Take at least three representations.
- Raw Data
- PCA
- LDA
- Any other nonlinear or other embedding
Take four out of five classifiers.
- CART/Decision Tree
- Soft-margin Linear SVM
- Kernel SVM with RBF Kernel
- MLP
- Logistic Regression
Use implementations from standard libraries.
- Split the training data into train, val (80:20).
- Show overfitting and discuss strategies that can minimize overfitting.
- Report the accuracy and F1-score on test dataset.
- Clearly show the analysis/experiments for the hyperparameter selection.
- A technical report with graphs/tables and detailed technical discussions. Sample Table
Classifier | Features | Accuracy | F1-score |
---|---|---|---|
Linear-SVM | raw-pixels | ||
Linear-SVM | principle componets | ||
MLP |
- code, and associated scripts to reproduce the results. (make sure your scripts will help in hyperparameter search, early stopping etc.)
- A brief discussion ( ~ 1 page) or summary and practical issues in building a classifier from the data.
PS: The objective of this project is you learn how to play around with several hyperparameters by treating models as a black box and compare how the performance varies.
The focus during marking will be methodology and analysis, not on how accurate your solutions are. In addition to the minimum required above, we encourage you to take aspects of the above problem (hyperparameters, choice of models) etc and vary them to study how it affects the training. These will be eligible for bonus marks.

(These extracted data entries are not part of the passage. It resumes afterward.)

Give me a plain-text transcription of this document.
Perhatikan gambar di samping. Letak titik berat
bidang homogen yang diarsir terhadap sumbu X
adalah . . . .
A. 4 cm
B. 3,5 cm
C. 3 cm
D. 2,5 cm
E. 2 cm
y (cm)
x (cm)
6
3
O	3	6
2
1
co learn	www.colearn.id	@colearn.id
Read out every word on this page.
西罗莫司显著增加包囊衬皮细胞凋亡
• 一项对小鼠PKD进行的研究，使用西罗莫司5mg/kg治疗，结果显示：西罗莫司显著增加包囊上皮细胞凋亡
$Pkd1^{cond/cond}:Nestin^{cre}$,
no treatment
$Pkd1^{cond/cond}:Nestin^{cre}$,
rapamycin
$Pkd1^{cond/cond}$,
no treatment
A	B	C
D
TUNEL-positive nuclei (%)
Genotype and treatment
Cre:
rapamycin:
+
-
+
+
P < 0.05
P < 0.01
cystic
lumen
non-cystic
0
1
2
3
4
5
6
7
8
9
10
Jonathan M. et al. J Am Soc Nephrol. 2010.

You may use external libraries like libSVM, SVMLite, PyTorch, Tensorflow, scikit-learn, etc
Note: A starter code is provided. You can build on top of it or write your own code from scratch. Few things to keep in mind when you write the code.
-
Avoid hard coding the hyper parameters. Instead use arparse or fire module to supply the parameters via the CLI. Documentation for both the module are available.
-
Try to come up with your own method and techniques to obtain the best accuracy. Click on the link to view the details of results obtained so far, on the CIFAR-10 dataset. Here are a bunch of examples that you can try.
-
Is there any advantage to using an MLP as a feature extractor and using an SVM for the final classification, instead of using linear classification by the last linear layer with softmax?
-
Vary kernels, which one gets you better results? Why?
-
Vary the number of pricipal componets.
-
-
Please avoid plagirism. As mentioned above you can use external libraries. The focus is to learn how to use them, understand their documentation, vary the parameters etc. Coding required in this project is minimal. Try to be orignal and come up with novel solutions.
-
If you are using the starter code then you need to have the following:
- python 3.5 or above
- scikit learn
- tqdm
You can do a simple pip install to download sklearn and tqdm.